Non sono mai stato capace di sviluppare un'amicizia nel senso comune del termine: il mio assoluto desiderio di nascondermi fa sì che, ancora oggi, io interrompa le persone mentre mi parlano, magari adoperando un tono di voce più forte del loro, mentre, in condizioni di vicinanza fisica particolarmente pressante, mentre gli altri tentano di guardarmi in faccia, io faccio del mio meglio per mostrare loro la nuca, e così via. Potete immaginare, in seguito a ciò, quale possa essere il mio rapporto con l'amore.

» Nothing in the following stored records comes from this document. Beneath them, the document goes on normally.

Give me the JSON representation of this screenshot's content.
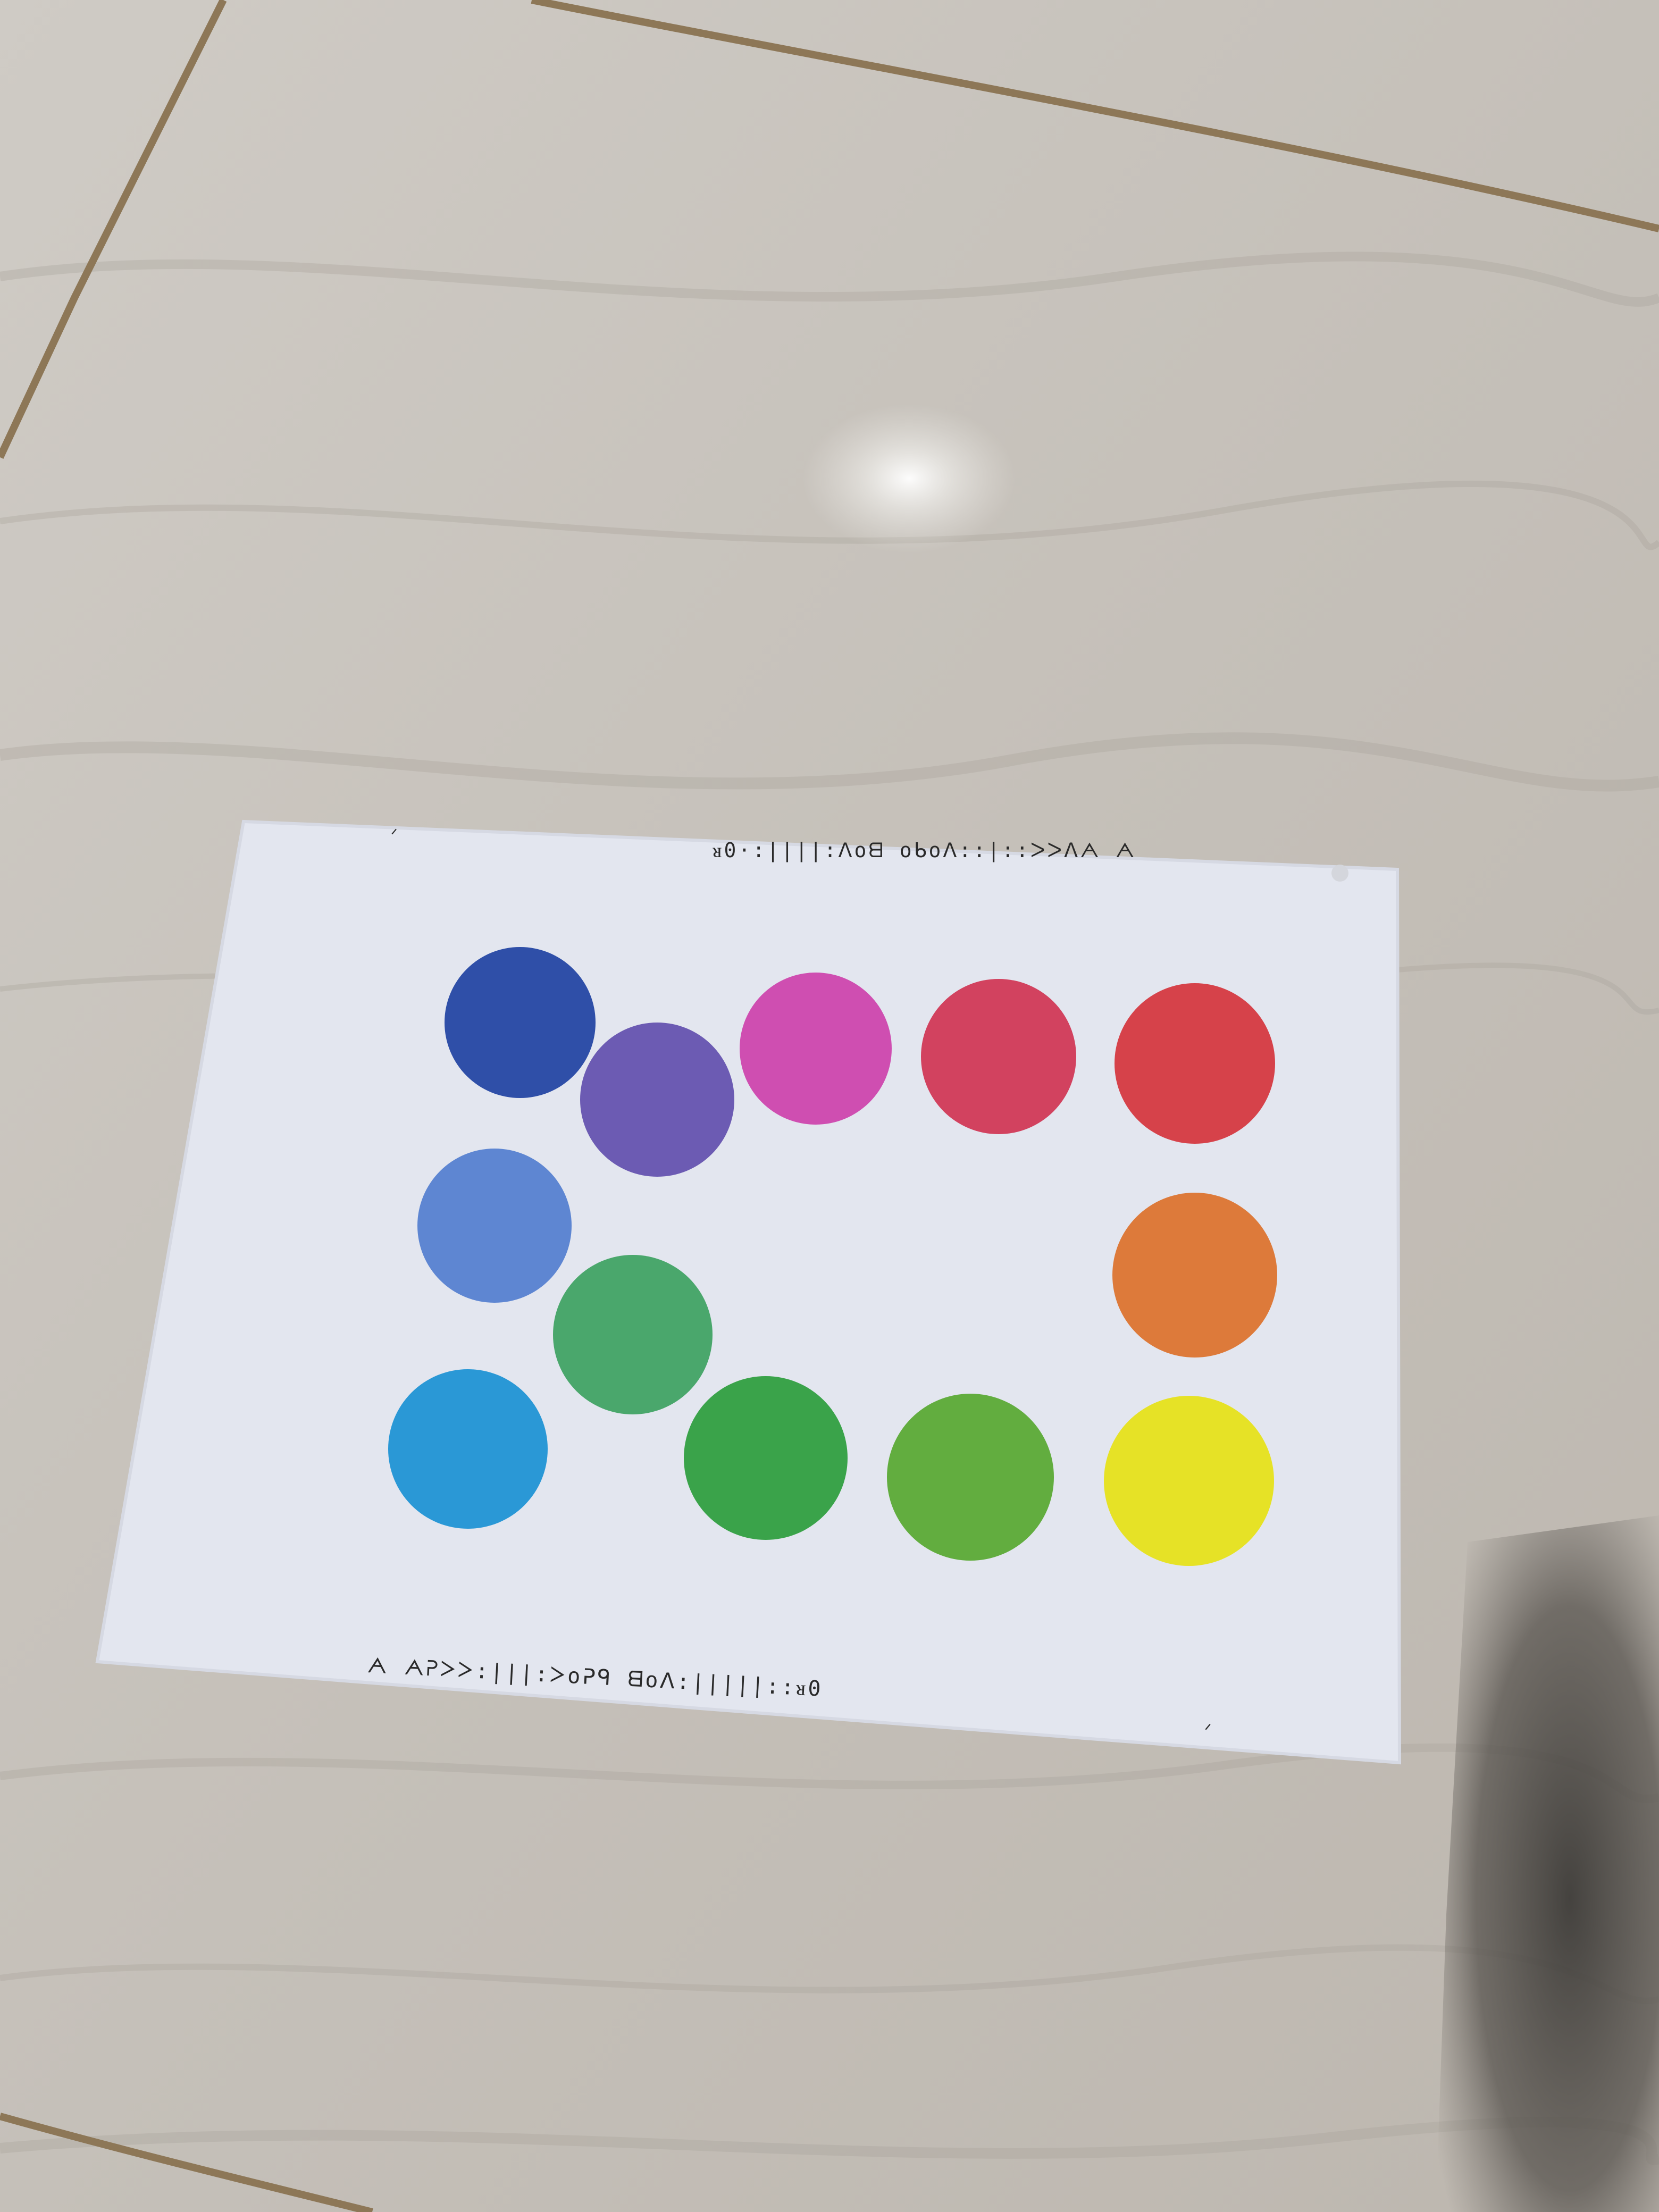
{
  "scene": {
    "floor_base_color": "#c8c4be",
    "floor_vein_color": "#a9a39b",
    "grout_color": "#8a7458",
    "highlight_color": "#f6f6f4",
    "shadow_color": "#2f2d2b"
  },
  "card": {
    "paper_color": "#e3e6ef",
    "paper_edge_color": "#d6d9e3",
    "print_color": "#2a2a2a",
    "top_markings": "ᴚ0·:||||:ᐱoᗺ oᑲoᐱ::|::ᐳᐳᐱᗅ ᗅ",
    "bottom_markings": "ᗅ ᗅᕈᐳᐳ:|||:ᐳoᕈᑫ ᗺoᐱ:|||||::ᴚ0",
    "corner_mark_top_left": "ᐟ",
    "corner_mark_bottom_right": "ᐟ",
    "dot_color_top_right_corner": "#d4d6dc"
  },
  "swatches": [
    {
      "name": "dark-blue",
      "color": "#2f4fa8"
    },
    {
      "name": "violet",
      "color": "#6c5bb3"
    },
    {
      "name": "magenta",
      "color": "#cf4eb1"
    },
    {
      "name": "crimson",
      "color": "#d2425f"
    },
    {
      "name": "red",
      "color": "#d6424a"
    },
    {
      "name": "periwinkle",
      "color": "#5e86d2"
    },
    {
      "name": "orange",
      "color": "#dd7a3a"
    },
    {
      "name": "sea-green",
      "color": "#4aa76c"
    },
    {
      "name": "sky-blue",
      "color": "#2a98d6"
    },
    {
      "name": "green",
      "color": "#3aa34a"
    },
    {
      "name": "lime-green",
      "color": "#62ad3f"
    },
    {
      "name": "yellow",
      "color": "#e6e226"
    }
  ]
}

Poi scoprii Dungeons & Dragons e i Giochi di Ruolo, per me fu una rivelazione: ammettiamolo, ho sempre amato raccontare storie, pormi al centro dell'attenzione ( questo desiderio, nelle età più giovani, unito alla mia assoluta incapacità di socializzare, fece sì che io mi adoperassi in attività assolutamente stupide, come copiare le pubblicità televisive, imitare i comici nei momenti meno opportuni, etc. che mi causarono più volte il biasimo dei miei coetanei, e ciò, unito alle mie assolute incapacità sportive, determinò una grande solitudine, che finii per apprezzare, anche quando ero proprio un ragazzino ), e avere degli amici. Fu la mia grande occasione, perchè in questi giochi, l'Arbitro deve nascondere i fogli delle avventure dietro uno schermo, e, per me, era l'opportunità per stare con gli altri nascondendo il mio volto. Nelle fortunatamente rare occasioni in cui arbitravano gli altri, però, fui l'apice della scorrettezza: volevo infatti tornare ad arbitrare io, per avere di nuovo l'opportunità di nascondermi, diversamente, avrei dovuto, sul lungo periodo, abbandonare gli amici ( e questo capitò puntualmente in quelle occasioni in cui non riuscii ad ottenere il posto di arbitro ).
Per farla breve, il mio comportamento, che può sembrare motivato da arroganza, alterigia, mancanza di empatia per il proprio prossimo, e diciamolo pure, desiderio di sopraffazione, in realtà è motivato esclusivamente da una potente volontà di autoannullamento, e dal desiderio di tornare, una volta per tutte, a nascondermi, per non essere più notato da nessuno.